Continuous Guard Fuzzing

A static adversarial suite checks a fixed list of attacks; a fuzzer mutates a seed corpus round after round and surfaces the variant a guard fails to flag. The ContinuousFuzzer takes a guard predicate and a corpus of strings the guard should flag, applies obfuscating mutations, and reports every one that slipped through — plus any seed the guard missed outright. The RNG is seeded, so each finding is replayable as a regression case.

Quick start

from director_ai import ProductionGuard
from director_ai.core.config import DirectorConfig

fuzzer = ProductionGuard(DirectorConfig()).continuous_fuzzer(seed=0)

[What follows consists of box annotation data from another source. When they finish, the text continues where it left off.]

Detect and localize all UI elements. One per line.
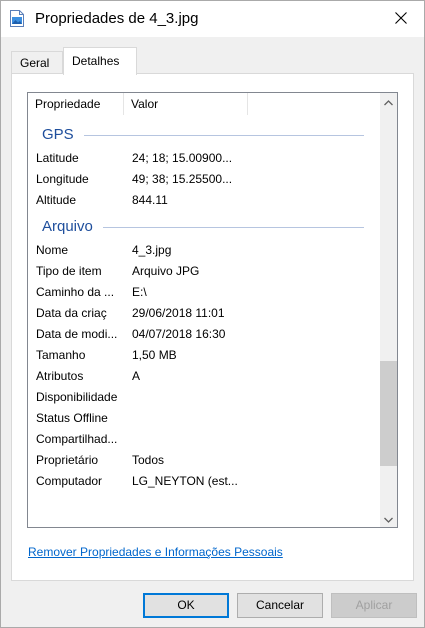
title-bar[interactable]: Propriedades de 4_3.jpg bbox=[1, 1, 424, 37]
details-list[interactable]: Versão de EXIFGPSLatitude24; 18; 15.0090… bbox=[27, 92, 398, 528]
table-row[interactable]: Compartilhad... bbox=[28, 429, 380, 450]
property-name: Altitude bbox=[36, 193, 77, 207]
group-title: Arquivo bbox=[42, 218, 93, 235]
cancel-button[interactable]: Cancelar bbox=[237, 593, 323, 618]
group-divider bbox=[84, 135, 364, 136]
table-row[interactable]: Caminho da ... E:\ bbox=[28, 282, 380, 303]
table-row[interactable]: Nome 4_3.jpg bbox=[28, 240, 380, 261]
column-divider[interactable] bbox=[247, 93, 248, 115]
column-header-value[interactable]: Valor bbox=[131, 97, 158, 111]
property-name: Disponibilidade bbox=[36, 390, 118, 404]
property-value: 49; 38; 15.25500... bbox=[132, 172, 233, 186]
property-name: Atributos bbox=[36, 369, 84, 383]
close-icon bbox=[395, 11, 407, 27]
chevron-up-icon bbox=[384, 95, 393, 109]
property-name: Data de modi... bbox=[36, 327, 118, 341]
property-value: E:\ bbox=[132, 285, 147, 299]
scrollbar-thumb[interactable] bbox=[380, 360, 397, 466]
table-row[interactable]: Proprietário Todos bbox=[28, 450, 380, 471]
remove-properties-link[interactable]: Remover Propriedades e Informações Pesso… bbox=[28, 545, 283, 559]
properties-dialog: Propriedades de 4_3.jpg Geral Detalhes V… bbox=[0, 0, 425, 628]
window-title: Propriedades de 4_3.jpg bbox=[35, 10, 199, 27]
close-button[interactable] bbox=[378, 1, 424, 37]
apply-button[interactable]: Aplicar bbox=[331, 593, 417, 618]
ok-button[interactable]: OK bbox=[143, 593, 229, 618]
property-value: 29/06/2018 11:01 bbox=[132, 306, 225, 320]
table-row[interactable]: Disponibilidade bbox=[28, 387, 380, 408]
details-panel: Versão de EXIFGPSLatitude24; 18; 15.0090… bbox=[11, 73, 414, 581]
property-name: Proprietário bbox=[36, 453, 99, 467]
table-row[interactable]: Data da criaç 29/06/2018 11:01 bbox=[28, 303, 380, 324]
property-name: Computador bbox=[36, 474, 103, 488]
property-name: Longitude bbox=[36, 172, 89, 186]
table-row[interactable]: Atributos A bbox=[28, 366, 380, 387]
group-title: GPS bbox=[42, 126, 74, 143]
property-value: 844.11 bbox=[132, 193, 168, 207]
group-header-arquivo[interactable]: Arquivo bbox=[28, 216, 380, 238]
property-name: Tamanho bbox=[36, 348, 86, 362]
table-row[interactable]: Latitude 24; 18; 15.00900... bbox=[28, 148, 380, 169]
property-name: Status Offline bbox=[36, 411, 108, 425]
property-value: 24; 18; 15.00900... bbox=[132, 151, 233, 165]
group-header-gps[interactable]: GPS bbox=[28, 124, 380, 146]
table-row[interactable]: Computador LG_NEYTON (est... bbox=[28, 471, 380, 492]
chevron-down-icon bbox=[384, 512, 393, 526]
image-file-icon bbox=[10, 10, 24, 27]
property-value: Todos bbox=[132, 453, 165, 467]
vertical-scrollbar[interactable] bbox=[380, 93, 397, 527]
property-value: 1,50 MB bbox=[132, 348, 177, 362]
property-value: 4_3.jpg bbox=[132, 243, 172, 257]
details-rows: Versão de EXIFGPSLatitude24; 18; 15.0090… bbox=[28, 93, 380, 527]
property-name: Data da criaç bbox=[36, 306, 107, 320]
table-row[interactable]: Tipo de item Arquivo JPG bbox=[28, 261, 380, 282]
property-name: Nome bbox=[36, 243, 69, 257]
property-name: Compartilhad... bbox=[36, 432, 118, 446]
table-row[interactable]: Altitude 844.11 bbox=[28, 190, 380, 211]
property-value: Arquivo JPG bbox=[132, 264, 200, 278]
property-value: LG_NEYTON (est... bbox=[132, 474, 238, 488]
tab-detalhes[interactable]: Detalhes bbox=[63, 47, 137, 75]
table-row[interactable]: Tamanho 1,50 MB bbox=[28, 345, 380, 366]
column-header: Propriedade Valor bbox=[28, 93, 380, 115]
tab-geral[interactable]: Geral bbox=[11, 51, 63, 74]
property-name: Caminho da ... bbox=[36, 285, 115, 299]
table-row[interactable]: Longitude 49; 38; 15.25500... bbox=[28, 169, 380, 190]
scroll-up-button[interactable] bbox=[380, 93, 397, 110]
scroll-down-button[interactable] bbox=[380, 510, 397, 527]
group-divider bbox=[103, 227, 364, 228]
column-divider[interactable] bbox=[123, 93, 124, 115]
property-value: 04/07/2018 16:30 bbox=[132, 327, 226, 341]
property-name: Tipo de item bbox=[36, 264, 102, 278]
property-value: A bbox=[132, 369, 141, 383]
column-header-property[interactable]: Propriedade bbox=[35, 97, 100, 111]
property-name: Latitude bbox=[36, 151, 79, 165]
table-row[interactable]: Data de modi... 04/07/2018 16:30 bbox=[28, 324, 380, 345]
table-row[interactable]: Status Offline bbox=[28, 408, 380, 429]
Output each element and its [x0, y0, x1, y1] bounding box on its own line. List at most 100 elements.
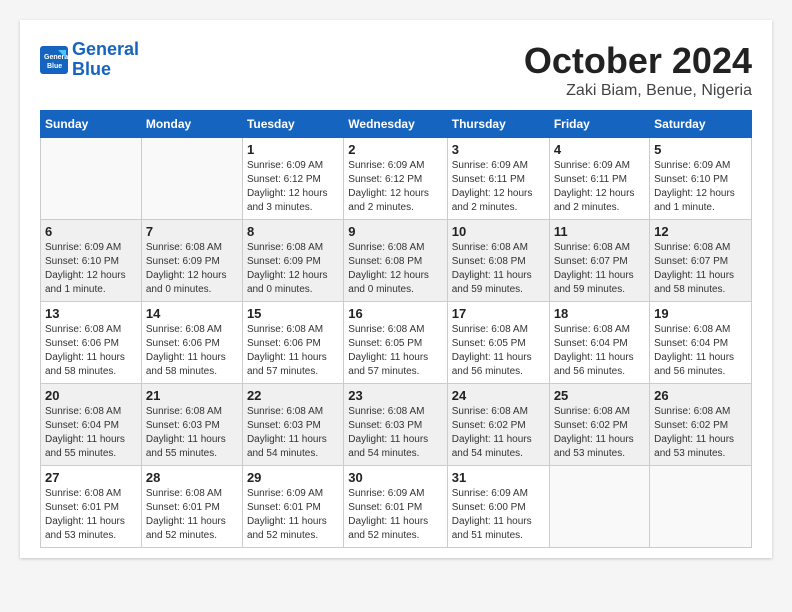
- day-info: Sunrise: 6:08 AM Sunset: 6:06 PM Dayligh…: [45, 323, 137, 379]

# predicate: True means "the guard flags this as an attack".
def guard_flags(text: str) -> bool:
    return my_injection_detector.is_attack(text)

report = fuzzer.run(guard_flags, rounds_per_seed=50)   # default attack corpus
print(report.ok)                 # False if any mutation bypassed the guard
for bypass in report.bypasses:
    print(bypass.operator, "→", bypass.mutation)        # replayable obfuscation

Mutation operators

Each operator perturbs an attack string while a human still reads the same intent:

Operator Obfuscation
case_flip Randomised upper/lower casing.
whitespace_inject Stray spaces, tabs, newlines between characters.
zero_width_inject Zero-width spaces/joiners/BOM sprinkled in.
homoglyph_substitute Latin letters → confusable Cyrillic homoglyphs.
leetspeak a→4, e→3, i→1, o→0, s→5, t→7.
char_duplicate Doubles a sample of characters.
delimiter_inject Splices chat/template delimiters (</s>, [INST], …).

Pass a custom mutators mapping to ContinuousFuzzer to add domain-specific operators.

The report

run(predicate, corpus=None, rounds_per_seed=25) returns a FuzzReport:

Field Meaning
seeds_tested Number of corpus seeds.
mutations_run Total mutations evaluated.
bypasses Bypass(operator, seed, mutation) for each mutation the guard missed.
seed_misses Seeds the guard failed to flag even unmutated (a baseline gap).
operators_used Which operators were exercised.
ok True only when there were no bypasses and no seed misses.

A seed the guard cannot even flag unmutated is reported as a seed_miss and is not mutated further — fix the baseline first. Wire run() into CI to fail the build when report.ok is False, turning bypass discovery into a standing regression gate. The bypass payloads are attack-corpus mutations, not tenant data, so they are safe to surface to the security team for triage.